10 febrero 2015

Cuando hablar de innovación dejó de ser innovador


   Sabemos cómo se ve un lugar que ha sido habitado por personas innovadoras: muros, paredes y vidrios atiborrados de posits de colores por temas o tareas; líneas de marcadores que más que establecer jerarquías vinculan nodos; migajas en el piso, mesas vacías y hasta sillas descompuestas. La función de ese lugar no es otra más que definir los límites de un rizoma –al estilo Deleuziano– en el que nexos invisibles, estimulados por ojos ávidos de ideas, se conectan con los portátiles, las tabletas, los celulares, los pensamientos que aún se sostienen por el buen desempeño del adhesivo y las voces a destiempo de los demás. Y cómo no ilusionarse si ahí está la promesa de materializar lo inesperado. Ese algo en el que innovar podría confundirse con: crear, inventar, diseñar, hacer la diferencia.

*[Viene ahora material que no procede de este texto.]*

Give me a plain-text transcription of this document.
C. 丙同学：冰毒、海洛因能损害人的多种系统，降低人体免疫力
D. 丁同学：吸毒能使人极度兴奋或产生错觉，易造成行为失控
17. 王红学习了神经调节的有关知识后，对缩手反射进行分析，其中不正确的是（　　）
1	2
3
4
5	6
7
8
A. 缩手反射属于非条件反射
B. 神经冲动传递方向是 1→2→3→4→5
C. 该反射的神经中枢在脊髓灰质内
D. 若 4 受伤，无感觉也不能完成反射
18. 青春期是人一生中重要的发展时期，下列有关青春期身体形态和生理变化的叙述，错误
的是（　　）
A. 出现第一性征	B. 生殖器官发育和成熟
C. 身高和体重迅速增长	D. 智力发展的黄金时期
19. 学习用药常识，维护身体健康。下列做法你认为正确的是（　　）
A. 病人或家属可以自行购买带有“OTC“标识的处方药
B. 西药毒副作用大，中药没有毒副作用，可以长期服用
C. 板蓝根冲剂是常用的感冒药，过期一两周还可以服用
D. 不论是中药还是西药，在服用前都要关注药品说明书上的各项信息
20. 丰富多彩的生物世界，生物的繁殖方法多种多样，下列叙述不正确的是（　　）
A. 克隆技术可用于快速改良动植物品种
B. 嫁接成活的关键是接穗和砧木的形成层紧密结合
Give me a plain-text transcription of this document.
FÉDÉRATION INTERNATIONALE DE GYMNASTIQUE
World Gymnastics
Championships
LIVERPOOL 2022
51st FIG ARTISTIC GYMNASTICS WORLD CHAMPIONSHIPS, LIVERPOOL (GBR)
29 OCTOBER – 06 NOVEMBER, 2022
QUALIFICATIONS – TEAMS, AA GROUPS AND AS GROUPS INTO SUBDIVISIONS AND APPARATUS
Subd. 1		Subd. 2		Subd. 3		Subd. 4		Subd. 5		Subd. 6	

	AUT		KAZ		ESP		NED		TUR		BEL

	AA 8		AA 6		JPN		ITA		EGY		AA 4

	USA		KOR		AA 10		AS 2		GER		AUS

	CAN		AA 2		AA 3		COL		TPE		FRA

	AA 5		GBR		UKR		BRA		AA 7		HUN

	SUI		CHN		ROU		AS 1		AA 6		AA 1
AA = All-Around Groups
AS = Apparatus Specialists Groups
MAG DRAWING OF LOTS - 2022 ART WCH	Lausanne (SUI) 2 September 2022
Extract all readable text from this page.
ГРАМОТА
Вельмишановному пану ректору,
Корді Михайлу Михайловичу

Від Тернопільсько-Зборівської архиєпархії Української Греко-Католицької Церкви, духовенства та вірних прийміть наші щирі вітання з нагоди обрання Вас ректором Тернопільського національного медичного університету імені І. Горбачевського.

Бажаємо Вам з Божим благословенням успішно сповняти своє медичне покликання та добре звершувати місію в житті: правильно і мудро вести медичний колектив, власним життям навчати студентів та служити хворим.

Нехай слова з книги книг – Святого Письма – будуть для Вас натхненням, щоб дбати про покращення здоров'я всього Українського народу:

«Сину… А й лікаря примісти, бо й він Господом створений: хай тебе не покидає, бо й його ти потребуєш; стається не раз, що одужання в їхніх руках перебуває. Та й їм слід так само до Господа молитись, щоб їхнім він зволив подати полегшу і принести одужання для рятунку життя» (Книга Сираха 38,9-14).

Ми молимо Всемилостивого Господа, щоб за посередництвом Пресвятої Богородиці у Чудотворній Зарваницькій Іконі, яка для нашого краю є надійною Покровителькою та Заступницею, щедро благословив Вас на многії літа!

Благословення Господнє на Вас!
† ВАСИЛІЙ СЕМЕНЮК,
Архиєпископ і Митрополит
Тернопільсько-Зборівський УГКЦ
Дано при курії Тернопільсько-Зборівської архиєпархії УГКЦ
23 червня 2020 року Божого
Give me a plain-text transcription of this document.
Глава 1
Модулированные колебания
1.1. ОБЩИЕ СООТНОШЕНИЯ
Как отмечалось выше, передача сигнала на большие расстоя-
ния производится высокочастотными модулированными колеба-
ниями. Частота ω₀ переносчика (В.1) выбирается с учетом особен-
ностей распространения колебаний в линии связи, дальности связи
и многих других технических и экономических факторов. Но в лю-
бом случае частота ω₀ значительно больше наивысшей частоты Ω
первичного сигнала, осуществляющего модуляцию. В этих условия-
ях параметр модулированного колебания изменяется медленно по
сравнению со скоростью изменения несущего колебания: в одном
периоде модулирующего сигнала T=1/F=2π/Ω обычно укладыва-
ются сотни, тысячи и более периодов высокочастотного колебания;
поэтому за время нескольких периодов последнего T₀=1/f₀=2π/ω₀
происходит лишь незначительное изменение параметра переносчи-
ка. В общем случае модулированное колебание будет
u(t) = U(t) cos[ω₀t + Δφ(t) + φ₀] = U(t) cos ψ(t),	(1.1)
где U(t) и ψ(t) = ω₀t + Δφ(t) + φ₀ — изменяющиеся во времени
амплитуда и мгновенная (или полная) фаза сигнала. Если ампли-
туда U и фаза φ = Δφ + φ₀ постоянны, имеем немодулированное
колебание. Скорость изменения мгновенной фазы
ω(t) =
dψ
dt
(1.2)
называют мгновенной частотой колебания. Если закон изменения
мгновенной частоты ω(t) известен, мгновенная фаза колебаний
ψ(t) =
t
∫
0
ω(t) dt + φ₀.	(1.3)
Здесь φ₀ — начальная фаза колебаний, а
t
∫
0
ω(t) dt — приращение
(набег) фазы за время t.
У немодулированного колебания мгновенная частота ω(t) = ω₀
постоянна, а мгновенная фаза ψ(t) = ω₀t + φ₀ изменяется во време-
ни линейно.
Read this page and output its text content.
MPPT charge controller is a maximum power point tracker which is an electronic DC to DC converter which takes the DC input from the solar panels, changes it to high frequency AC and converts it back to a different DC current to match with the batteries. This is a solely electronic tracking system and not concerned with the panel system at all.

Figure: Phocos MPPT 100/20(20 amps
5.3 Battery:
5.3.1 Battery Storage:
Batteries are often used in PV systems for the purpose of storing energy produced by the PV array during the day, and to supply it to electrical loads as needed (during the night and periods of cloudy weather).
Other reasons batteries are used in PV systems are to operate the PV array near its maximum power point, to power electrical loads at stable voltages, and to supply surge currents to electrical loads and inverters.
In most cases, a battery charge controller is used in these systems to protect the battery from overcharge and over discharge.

   Hablar de innovación fue, en su momento, un asunto revolucionario por sí mismo. En los últimos años, y cómo si fuera fácil, se ha producido un elevado interés por transmitir metodologías o estrategias que generen personas, empresas y hasta ciudades innovadoras. La saturación a la que ha sido sometida la divulgación de este concepto no solo opaca alternativas más convenientes, también obliga al abuso de nombrar como innovaciones productos y servicios que no admitirían rotulo alguno y, pese a que en el lapso de unos pocos años se han creado escuelas, programas y cursos de extensión con este concepto como eslogan, no es difícil prever un momento en el que la innovación misma dejará de ser una novedad. Y quizás ese momento ha llegado.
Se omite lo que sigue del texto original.